It wasn’t long ago that bed bugs were just an uncomfortable memory from a bygone era. However, the blood-sucking critters have recently staged a remarkable comeback, and with it new industries have emerged with the aim of tracking and eradicating the irritating pests. Vincent Harraca from Lund University, Sweden, explains that traps could be used to monitor bed bug infestations, ‘but so far the traps are not efficient because we do not know how to attract bedbugs into them’, he says. Human odour is complex, containing as many as 400 different components, and as no one had identified the key components that attract the insects to home in on juicy victims, Harraca, Camilla Ryne, Göran Birgersson and Rickard Ignell decided to find out which compounds in human odour are irresistible to bed bugs (p. 623).
But Harraca’s first challenge was to collect samples of human odours, ‘And to do that you need bags that do not release any smell’, explains Harraca. ‘The best ones are oven bags for roasting chicken or turkey, but they do not make human-sized oven bags’, he chuckles. Resourcefully heat-sealing the transparent bags together, Harraca was then faced with another dilemma: convincing his volunteers to climb inside them naked for 2.5 h while he collected their odours on filters. Having successfully collected samples from eight volunteers, Harraca teamed up with Birgersson to isolate the individual components constituting each odour. Then he tested which odours the insect could sense by recording the electrical activity in the insect’s odour receptors with a tungsten electrode.

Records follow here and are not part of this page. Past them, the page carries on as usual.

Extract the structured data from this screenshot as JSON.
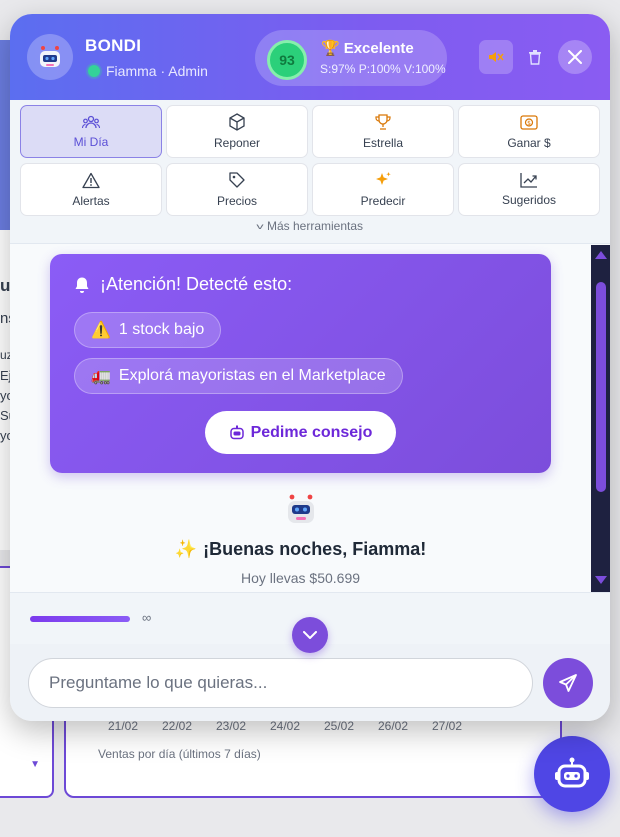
{
  "background": {
    "fragments": [
      "u",
      "ns",
      "uz",
      "Eji",
      "yo",
      "Su",
      "yo"
    ],
    "chart_dates": [
      "21/02",
      "22/02",
      "23/02",
      "24/02",
      "25/02",
      "26/02",
      "27/02"
    ],
    "chart_caption": "Ventas por día (últimos 7 días)"
  },
  "header": {
    "brand": "BONDI",
    "user": "Fiamma · Admin",
    "score": {
      "value": "93",
      "label": "Excelente",
      "stats": "S:97% P:100% V:100%"
    }
  },
  "tools": [
    {
      "label": "Mi Día",
      "icon": "people-icon",
      "active": true
    },
    {
      "label": "Reponer",
      "icon": "box-icon"
    },
    {
      "label": "Estrella",
      "icon": "trophy-icon"
    },
    {
      "label": "Ganar $",
      "icon": "money-icon"
    },
    {
      "label": "Alertas",
      "icon": "warning-icon"
    },
    {
      "label": "Precios",
      "icon": "tag-icon"
    },
    {
      "label": "Predecir",
      "icon": "sparkles-icon"
    },
    {
      "label": "Sugeridos",
      "icon": "trend-icon"
    }
  ],
  "more_tools": "Más herramientas",
  "alert": {
    "title": "¡Atención! Detecté esto:",
    "chips": [
      "1 stock bajo",
      "Explorá mayoristas en el Marketplace"
    ],
    "advice_button": "Pedime consejo"
  },
  "greeting": {
    "text": "¡Buenas noches, Fiamma!",
    "subtext": "Hoy llevas $50.699"
  },
  "limit": {
    "progress": 1.0,
    "value": "∞"
  },
  "composer": {
    "placeholder": "Preguntame lo que quieras..."
  },
  "colors": {
    "accent": "#7c4ddb",
    "header_start": "#5b6ef0",
    "header_end": "#8a5cf2",
    "score_green": "#2bd07a"
  }
}
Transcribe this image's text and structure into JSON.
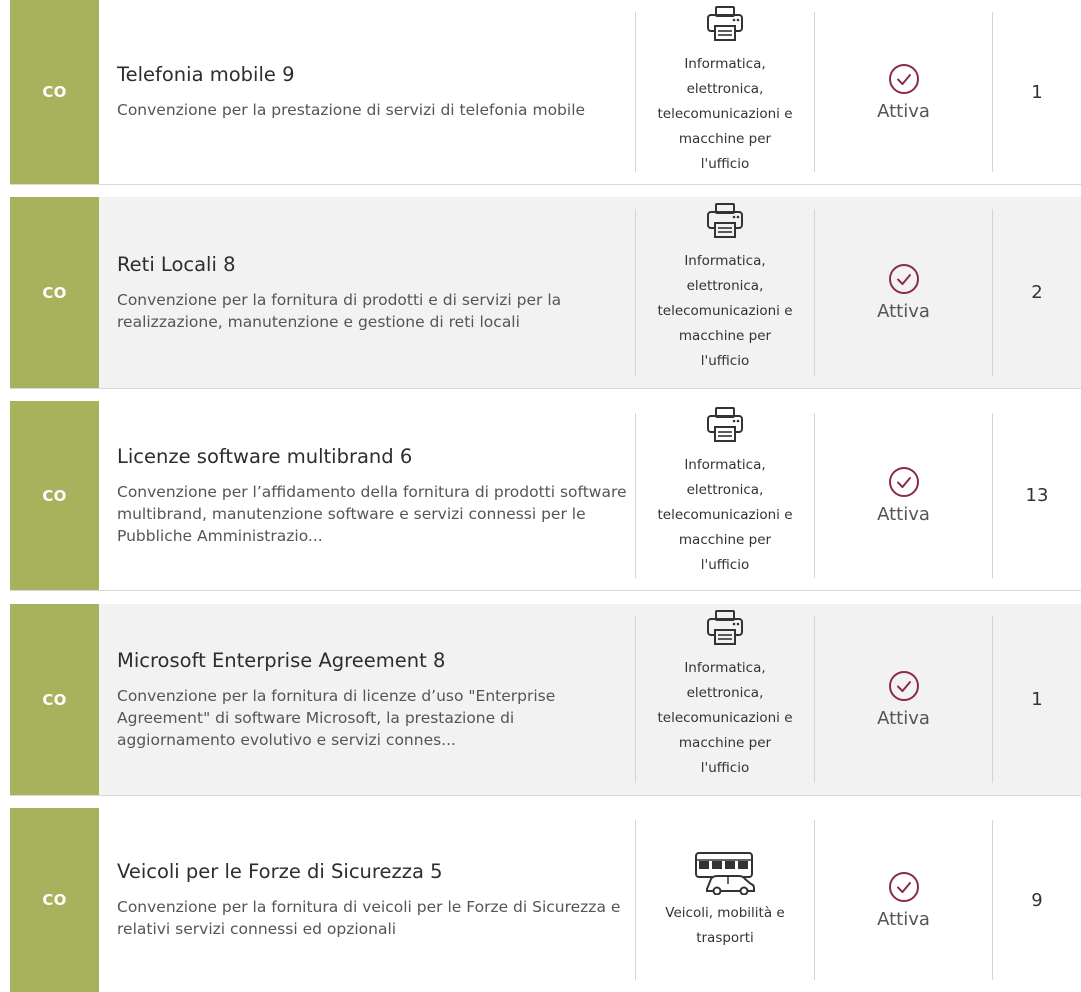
{
  "rows": [
    {
      "badge": "CO",
      "title": "Telefonia mobile 9",
      "description": "Convenzione per la prestazione di servizi di telefonia mobile",
      "category": {
        "icon": "printer-icon",
        "lines": [
          "Informatica,",
          "elettronica,",
          "telecomunicazioni e",
          "macchine per",
          "l'ufficio"
        ]
      },
      "status": "Attiva",
      "count": "1"
    },
    {
      "badge": "CO",
      "title": "Reti Locali 8",
      "description": "Convenzione per la fornitura di prodotti e di servizi per la realizzazione, manutenzione e gestione di reti locali",
      "category": {
        "icon": "printer-icon",
        "lines": [
          "Informatica,",
          "elettronica,",
          "telecomunicazioni e",
          "macchine per",
          "l'ufficio"
        ]
      },
      "status": "Attiva",
      "count": "2"
    },
    {
      "badge": "CO",
      "title": "Licenze software multibrand 6",
      "description": "Convenzione per l’affidamento della fornitura di prodotti software multibrand, manutenzione software e servizi connessi per le Pubbliche Amministrazio...",
      "category": {
        "icon": "printer-icon",
        "lines": [
          "Informatica,",
          "elettronica,",
          "telecomunicazioni e",
          "macchine per",
          "l'ufficio"
        ]
      },
      "status": "Attiva",
      "count": "13"
    },
    {
      "badge": "CO",
      "title": "Microsoft Enterprise Agreement 8",
      "description": "Convenzione per la fornitura di licenze d’uso \"Enterprise Agreement\" di software Microsoft, la prestazione di aggiornamento evolutivo e servizi connes...",
      "category": {
        "icon": "printer-icon",
        "lines": [
          "Informatica,",
          "elettronica,",
          "telecomunicazioni e",
          "macchine per",
          "l'ufficio"
        ]
      },
      "status": "Attiva",
      "count": "1"
    },
    {
      "badge": "CO",
      "title": "Veicoli per le Forze di Sicurezza 5",
      "description": "Convenzione per la fornitura di veicoli per le Forze di Sicurezza e relativi servizi connessi ed opzionali",
      "category": {
        "icon": "vehicles-icon",
        "lines": [
          "Veicoli, mobilità e",
          "trasporti"
        ]
      },
      "status": "Attiva",
      "count": "9"
    }
  ],
  "colors": {
    "badge": "#a8b25c",
    "status_icon": "#8a2a4f",
    "alt_row": "#f2f2f2"
  }
}
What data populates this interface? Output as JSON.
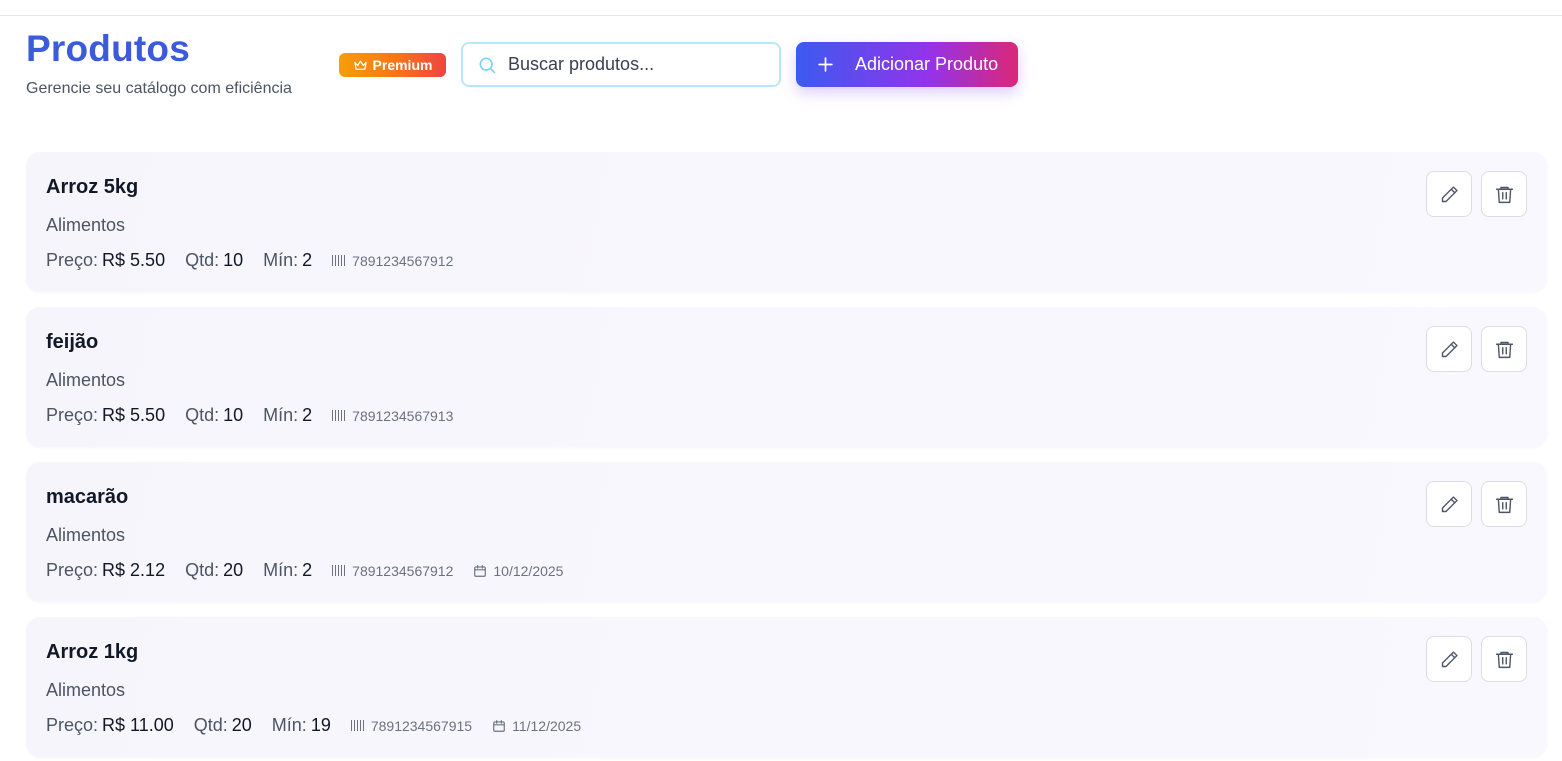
{
  "header": {
    "title": "Produtos",
    "subtitle": "Gerencie seu catálogo com eficiência",
    "badge": "Premium"
  },
  "search": {
    "placeholder": "Buscar produtos...",
    "value": ""
  },
  "add_button": {
    "label": "Adicionar Produto"
  },
  "labels": {
    "price": "Preço:",
    "qty": "Qtd:",
    "min": "Mín:"
  },
  "products": [
    {
      "name": "Arroz 5kg",
      "category": "Alimentos",
      "price": "R$ 5.50",
      "qty": "10",
      "min": "2",
      "barcode": "7891234567912",
      "date": ""
    },
    {
      "name": "feijão",
      "category": "Alimentos",
      "price": "R$ 5.50",
      "qty": "10",
      "min": "2",
      "barcode": "7891234567913",
      "date": ""
    },
    {
      "name": "macarão",
      "category": "Alimentos",
      "price": "R$ 2.12",
      "qty": "20",
      "min": "2",
      "barcode": "7891234567912",
      "date": "10/12/2025"
    },
    {
      "name": "Arroz 1kg",
      "category": "Alimentos",
      "price": "R$ 11.00",
      "qty": "20",
      "min": "19",
      "barcode": "7891234567915",
      "date": "11/12/2025"
    }
  ],
  "colors": {
    "title": "#3b5bdb",
    "badge_gradient": [
      "#f59e0b",
      "#ef4444"
    ],
    "button_gradient": [
      "#3b5bf0",
      "#9333ea",
      "#db2777"
    ],
    "search_border": "#bae6fd"
  },
  "icons": {
    "badge": "crown-icon",
    "search": "search-icon",
    "add": "plus-icon",
    "edit": "pencil-icon",
    "delete": "trash-icon",
    "barcode": "barcode-icon",
    "date": "calendar-icon"
  }
}
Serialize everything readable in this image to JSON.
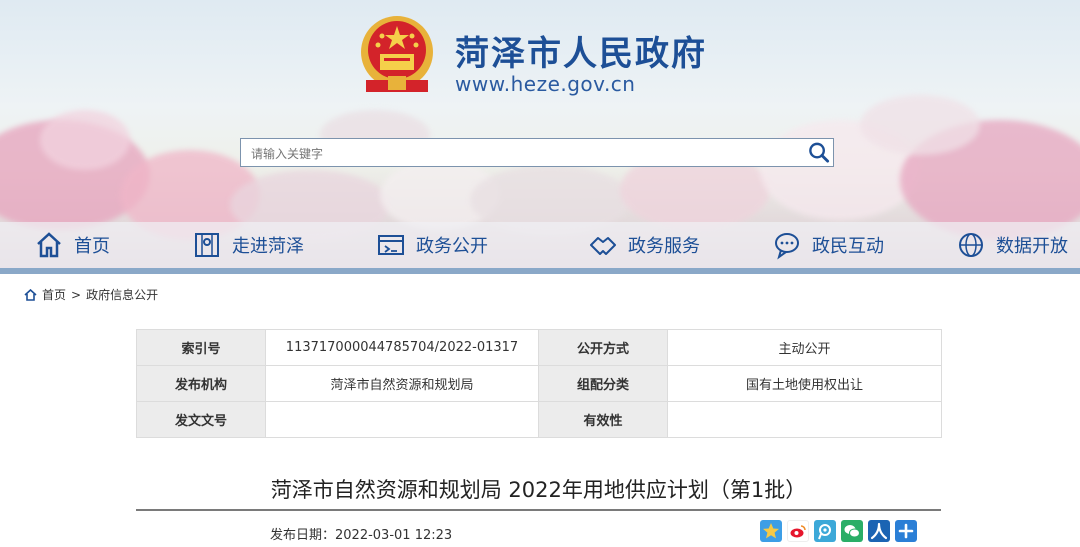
{
  "header": {
    "site_title": "菏泽市人民政府",
    "site_url": "www.heze.gov.cn"
  },
  "search": {
    "placeholder": "请输入关键字"
  },
  "nav": {
    "items": [
      {
        "label": "首页",
        "icon": "home-icon"
      },
      {
        "label": "走进菏泽",
        "icon": "map-icon"
      },
      {
        "label": "政务公开",
        "icon": "window-icon"
      },
      {
        "label": "政务服务",
        "icon": "handshake-icon"
      },
      {
        "label": "政民互动",
        "icon": "chat-icon"
      },
      {
        "label": "数据开放",
        "icon": "globe-icon"
      }
    ]
  },
  "breadcrumb": {
    "home": "首页",
    "separator": ">",
    "section": "政府信息公开"
  },
  "meta_table": {
    "rows": [
      {
        "k1": "索引号",
        "v1": "113717000044785704/2022-01317",
        "k2": "公开方式",
        "v2": "主动公开"
      },
      {
        "k1": "发布机构",
        "v1": "菏泽市自然资源和规划局",
        "k2": "组配分类",
        "v2": "国有土地使用权出让"
      },
      {
        "k1": "发文文号",
        "v1": "",
        "k2": "有效性",
        "v2": ""
      }
    ]
  },
  "article": {
    "title": "菏泽市自然资源和规划局 2022年用地供应计划（第1批）",
    "publish_label": "发布日期：",
    "publish_date": "2022-03-01 12:23"
  },
  "share": {
    "buttons": [
      "qzone-share-icon",
      "weibo-share-icon",
      "tencent-weibo-share-icon",
      "wechat-share-icon",
      "renren-share-icon",
      "more-share-icon"
    ]
  },
  "colors": {
    "brand_blue": "#1d4f96",
    "divider": "#8aa8c8"
  }
}
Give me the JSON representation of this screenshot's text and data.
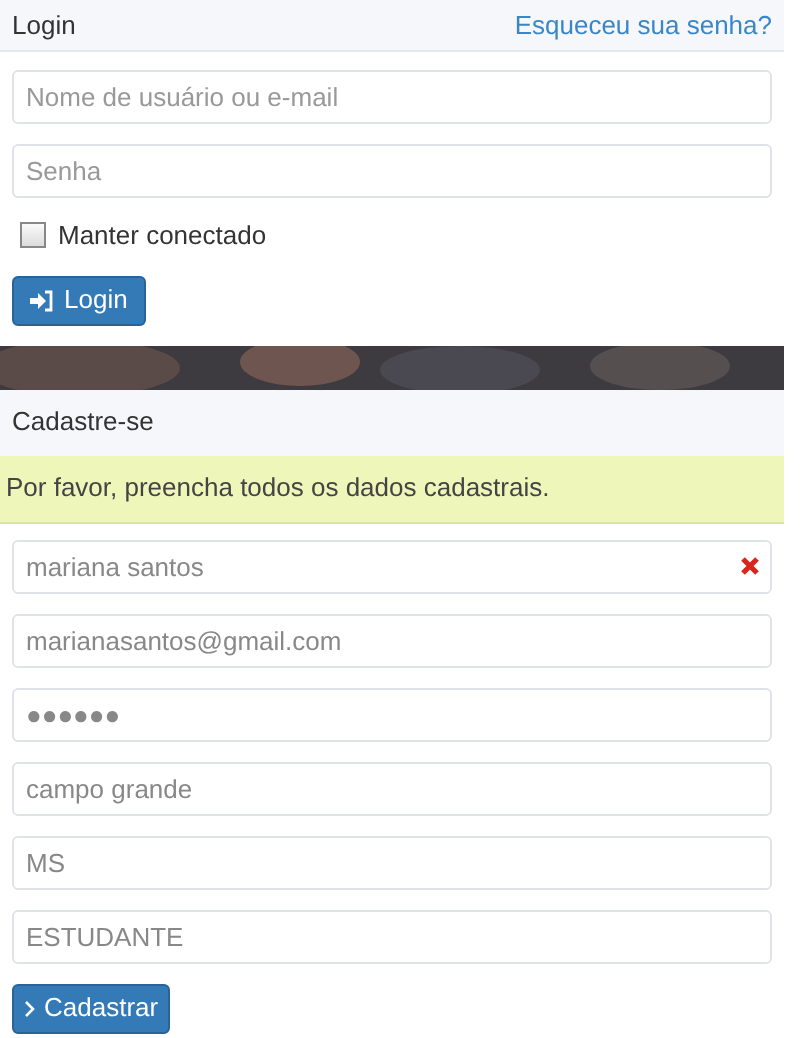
{
  "login": {
    "title": "Login",
    "forgot_link": "Esqueceu sua senha?",
    "fields": [
      {
        "placeholder": "Nome de usuário ou e-mail"
      },
      {
        "placeholder": "Senha"
      }
    ],
    "remember": {
      "label": "Manter conectado",
      "checked": false
    },
    "button": "Login"
  },
  "register": {
    "title": "Cadastre-se",
    "alert": "Por favor, preencha todos os dados cadastrais.",
    "fields": [
      {
        "value": "mariana santos",
        "error": true
      },
      {
        "value": "marianasantos@gmail.com",
        "error": false
      },
      {
        "value": "●●●●●●",
        "error": false
      },
      {
        "value": "campo grande",
        "error": false
      },
      {
        "value": "MS",
        "error": false
      },
      {
        "value": "ESTUDANTE",
        "error": false
      }
    ],
    "button": "Cadastrar"
  }
}
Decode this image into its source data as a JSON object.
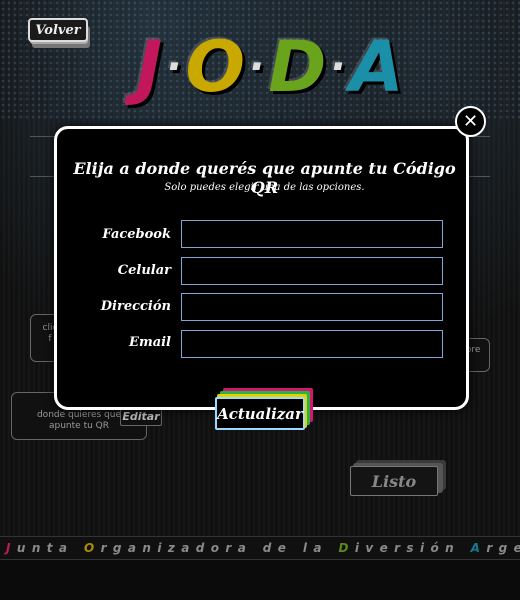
{
  "header": {
    "back_label": "Volver",
    "logo": {
      "letters": [
        "J",
        "O",
        "D",
        "A"
      ]
    }
  },
  "background": {
    "left_card_partial": "clic\nf",
    "left_card_text": "clic\ndonde quieres que\napunte tu QR",
    "edit_label": "Editar",
    "right_card_partial": "bre",
    "done_label": "Listo"
  },
  "modal": {
    "title": "Elija a donde querés  que apunte tu Código QR",
    "subtitle": "Solo puedes elegir una de las opciones.",
    "fields": [
      {
        "label": "Facebook",
        "value": ""
      },
      {
        "label": "Celular",
        "value": ""
      },
      {
        "label": "Dirección",
        "value": ""
      },
      {
        "label": "Email",
        "value": ""
      }
    ],
    "submit_label": "Actualizar",
    "close_label": "✕"
  },
  "footer": {
    "words": [
      {
        "cap": "J",
        "rest": "unta"
      },
      {
        "cap": "O",
        "rest": "rganizadora de la"
      },
      {
        "cap": "D",
        "rest": "iversión"
      },
      {
        "cap": "A",
        "rest": "rgentina"
      }
    ]
  },
  "colors": {
    "j": "#c2185b",
    "o": "#c9a800",
    "d": "#6aa31c",
    "a": "#1b8fa8",
    "input_border": "#7fa6d6"
  }
}
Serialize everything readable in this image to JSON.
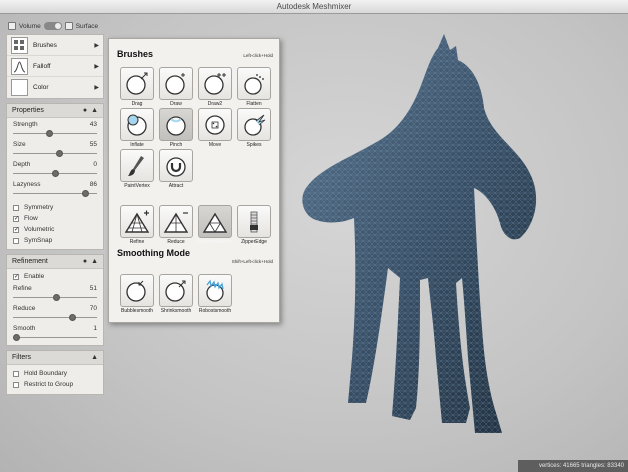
{
  "window": {
    "title": "Autodesk Meshmixer"
  },
  "mode": {
    "volume_label": "Volume",
    "surface_label": "Surface"
  },
  "tools": [
    {
      "label": "Brushes"
    },
    {
      "label": "Falloff"
    },
    {
      "label": "Color"
    }
  ],
  "properties": {
    "title": "Properties",
    "sliders": [
      {
        "label": "Strength",
        "value": "43",
        "fraction": 0.43
      },
      {
        "label": "Size",
        "value": "55",
        "fraction": 0.55
      },
      {
        "label": "Depth",
        "value": "0",
        "fraction": 0.5
      },
      {
        "label": "Lazyness",
        "value": "86",
        "fraction": 0.86
      }
    ],
    "checks": [
      {
        "label": "Symmetry",
        "checked": false
      },
      {
        "label": "Flow",
        "checked": true
      },
      {
        "label": "Volumetric",
        "checked": true
      },
      {
        "label": "SymSnap",
        "checked": false
      }
    ]
  },
  "refinement": {
    "title": "Refinement",
    "enable_label": "Enable",
    "enable_checked": true,
    "sliders": [
      {
        "label": "Refine",
        "value": "51",
        "fraction": 0.51
      },
      {
        "label": "Reduce",
        "value": "70",
        "fraction": 0.7
      },
      {
        "label": "Smooth",
        "value": "1",
        "fraction": 0.01
      }
    ]
  },
  "filters": {
    "title": "Filters",
    "checks": [
      {
        "label": "Hold Boundary",
        "checked": false
      },
      {
        "label": "Restrict to Group",
        "checked": false
      }
    ]
  },
  "brushes_popup": {
    "title": "Brushes",
    "hint": "Left-click+Hold",
    "brushes": [
      {
        "label": "Drag",
        "selected": false
      },
      {
        "label": "Draw",
        "selected": false
      },
      {
        "label": "Draw2",
        "selected": false
      },
      {
        "label": "Flatten",
        "selected": false
      },
      {
        "label": "Inflate",
        "selected": false
      },
      {
        "label": "Pinch",
        "selected": true
      },
      {
        "label": "Move",
        "selected": false
      },
      {
        "label": "Spikes",
        "selected": false
      },
      {
        "label": "PaintVertex",
        "selected": false
      },
      {
        "label": "Attract",
        "selected": false
      },
      {
        "label": "Refine",
        "selected": false
      },
      {
        "label": "Reduce",
        "selected": false
      },
      {
        "label": "AdaptiveReduce",
        "selected": true
      },
      {
        "label": "ZipperEdge",
        "selected": false
      }
    ],
    "smoothing_title": "Smoothing Mode",
    "smoothing_hint": "Shift+Left-click+Hold",
    "smoothing": [
      {
        "label": "Bubblesmooth"
      },
      {
        "label": "Shrinksmooth"
      },
      {
        "label": "Robostsmooth"
      }
    ]
  },
  "status": {
    "text": "vertices: 41665 triangles: 83340"
  },
  "colors": {
    "mesh": "#3f5a73",
    "panel": "#efedea",
    "viewport": "#c4c4c4"
  }
}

Having isolated 100 different compounds from the human odour samples, Harraca admits that he was surprised to see that the insects only responded to five. And when he identified the compounds – four aldehydes and a ketone (sulcatone) – he was even more surprised, because these compounds are emitted by the skins of all vertebrates. He admits that the team had thought that the insects would react to scents such as geranyl acetone and lactic acid that are produced by humans in large quantities. However, instead of specifically sniffing out people, bed bugs are happy to sniff out any warm blooded creature to snack on.
The team then decided to find out how natural human odour affects the blood sucking insects’ behaviour. Constructing a double-decker arena from Petri dishes, Harraca placed a semi-circle of filter paper soaked in body odour in one side of the lower chamber of the arena and then allowed a bed bug to explore the odour in the upper chamber for 7 min while he filmed its movements.
Realising that the bed bugs were repulsed by the most concentrated odour samples, Harraca repeated the process with more dilute body odours and found that the insects were not strongly attracted to human scents alone. Explaining that they are also attracted to warmth and carbon dioxide, he suggests that bed bugs are guided by a combination of senses to locate slumbering victims. Harraca also suspects that the relative proportions of ketones and aldehydes in an individual’s scent might alter their attractiveness for bed bugs as the pests were more motivated to explore one person’s odour, which differed subtly from the others.